An offer that fails the first or last pill — no written terms, or an unverifiable source — is disqualified regardless of how big the number is. After that, weigh the rest against your existing plan. The right question is never "how do I maximise this bonus?" It is "does this offer make a thing I was already going to do slightly cheaper?" If the offer is changing your behaviour, it has stopped being a benefit and become a cost.
One more discipline: compare the total cost of using a platform, not just the bonus. A generous-looking promo on a venue with high ongoing fees can be worse value than no promo on a cheaper one. Read our fees guide so you can do that maths properly.
Key facts at a glance
- What it is
- Marketing incentives — referral fee-shares and one-off promo bonuses
- Common reward type
- Fee rebates or discounts, not "free money"
- Biggest risk
- Phishing links and fake "claim" pages that target your seed phrase
- Golden rule
- No reward ever requires your private keys or an upfront payment
- Where to verify
- Official app only — app.hyperliquid.xyz
Frequently asked questions
Does Hyperliquid have a referral program?
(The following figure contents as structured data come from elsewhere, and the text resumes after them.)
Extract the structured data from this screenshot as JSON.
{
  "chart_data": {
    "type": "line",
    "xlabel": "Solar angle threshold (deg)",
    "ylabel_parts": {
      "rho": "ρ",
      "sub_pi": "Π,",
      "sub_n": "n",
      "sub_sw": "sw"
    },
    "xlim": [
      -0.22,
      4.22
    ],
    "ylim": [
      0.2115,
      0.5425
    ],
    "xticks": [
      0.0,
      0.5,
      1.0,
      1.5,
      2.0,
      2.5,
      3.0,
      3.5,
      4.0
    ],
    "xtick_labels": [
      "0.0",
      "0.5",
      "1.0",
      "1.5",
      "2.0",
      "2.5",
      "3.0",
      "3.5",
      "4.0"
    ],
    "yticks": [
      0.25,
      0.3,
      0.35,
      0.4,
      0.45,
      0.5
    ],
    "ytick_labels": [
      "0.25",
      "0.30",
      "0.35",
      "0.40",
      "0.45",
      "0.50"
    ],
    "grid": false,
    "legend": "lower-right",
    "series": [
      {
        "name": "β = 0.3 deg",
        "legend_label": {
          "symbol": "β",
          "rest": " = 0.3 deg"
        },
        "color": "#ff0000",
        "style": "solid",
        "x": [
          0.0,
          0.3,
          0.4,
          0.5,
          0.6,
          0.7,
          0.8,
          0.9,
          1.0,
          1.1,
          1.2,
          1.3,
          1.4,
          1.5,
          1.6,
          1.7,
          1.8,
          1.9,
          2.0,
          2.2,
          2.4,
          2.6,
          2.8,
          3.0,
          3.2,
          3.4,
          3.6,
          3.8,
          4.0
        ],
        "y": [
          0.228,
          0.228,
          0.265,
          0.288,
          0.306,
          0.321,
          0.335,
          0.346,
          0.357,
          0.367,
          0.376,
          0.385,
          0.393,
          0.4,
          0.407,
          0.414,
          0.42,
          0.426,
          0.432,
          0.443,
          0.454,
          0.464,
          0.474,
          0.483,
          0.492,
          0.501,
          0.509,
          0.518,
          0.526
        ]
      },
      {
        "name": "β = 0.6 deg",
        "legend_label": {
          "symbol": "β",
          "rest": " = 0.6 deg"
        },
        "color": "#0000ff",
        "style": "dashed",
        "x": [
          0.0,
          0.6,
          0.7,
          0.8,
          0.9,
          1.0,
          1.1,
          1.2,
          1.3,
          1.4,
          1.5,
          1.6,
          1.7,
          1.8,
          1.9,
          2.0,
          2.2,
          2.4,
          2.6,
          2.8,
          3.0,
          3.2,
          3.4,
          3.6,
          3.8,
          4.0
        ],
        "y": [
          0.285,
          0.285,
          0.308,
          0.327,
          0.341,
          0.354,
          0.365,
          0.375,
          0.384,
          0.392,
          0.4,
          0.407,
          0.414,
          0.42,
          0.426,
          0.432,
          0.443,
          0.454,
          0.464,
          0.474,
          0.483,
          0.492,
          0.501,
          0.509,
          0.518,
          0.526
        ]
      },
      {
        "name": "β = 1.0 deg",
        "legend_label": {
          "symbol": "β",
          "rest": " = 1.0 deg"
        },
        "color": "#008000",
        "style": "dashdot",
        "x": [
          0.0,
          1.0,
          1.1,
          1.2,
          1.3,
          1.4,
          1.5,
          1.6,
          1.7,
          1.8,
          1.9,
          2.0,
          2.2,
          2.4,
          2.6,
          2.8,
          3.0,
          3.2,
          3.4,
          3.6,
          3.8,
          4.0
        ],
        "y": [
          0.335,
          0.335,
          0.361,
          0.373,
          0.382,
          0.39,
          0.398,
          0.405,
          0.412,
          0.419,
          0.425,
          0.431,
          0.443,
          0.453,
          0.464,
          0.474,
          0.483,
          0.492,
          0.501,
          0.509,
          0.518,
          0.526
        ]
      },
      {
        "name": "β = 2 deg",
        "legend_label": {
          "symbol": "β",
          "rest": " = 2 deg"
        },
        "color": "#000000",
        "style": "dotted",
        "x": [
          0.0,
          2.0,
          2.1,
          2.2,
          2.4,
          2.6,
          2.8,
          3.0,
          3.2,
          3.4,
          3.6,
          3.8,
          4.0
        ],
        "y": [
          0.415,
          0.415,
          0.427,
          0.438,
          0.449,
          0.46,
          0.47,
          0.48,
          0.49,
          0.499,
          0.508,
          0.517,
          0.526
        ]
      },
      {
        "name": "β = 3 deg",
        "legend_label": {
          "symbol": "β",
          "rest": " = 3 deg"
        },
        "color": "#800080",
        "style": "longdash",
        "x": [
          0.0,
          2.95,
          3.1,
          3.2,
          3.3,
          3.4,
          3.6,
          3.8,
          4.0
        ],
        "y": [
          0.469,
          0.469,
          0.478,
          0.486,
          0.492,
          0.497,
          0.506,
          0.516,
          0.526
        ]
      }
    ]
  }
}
Referral and reward mechanics in crypto change frequently, and the only place to confirm whether any Hyperliquid program exists, and on what terms, is the official app at app.hyperliquid.xyz. We never quote rates here because they can change without notice. Treat any third-party "official referral link" with suspicion until you verify it on the official site.
Are crypto promo codes safe?
A legitimate promo code never asks for your seed phrase, private key, or an upfront payment to "activate" a bonus. Codes that do are scams. Safe codes come only from a platform's own website or verified channels and always carry written terms. If you cannot find the terms, do not enter the code.
Can a bonus be withdrawn immediately?
Rarely. Most welcome bonuses carry wagering or trading-volume requirements, expiry dates, and withdrawal conditions that must be met before any bonus-linked funds can leave the platform. Always read the small print before assuming a bonus is cash you can take out.
What's the catch with welcome bonuses?
The catch is usually in the conditions, not the headline. Common catches include high volume requirements, short expiry windows, regional or KYC eligibility limits, and caps on the maximum payout. A bonus is a marketing cost the platform expects to recover through your activity, so read the terms as the real offer.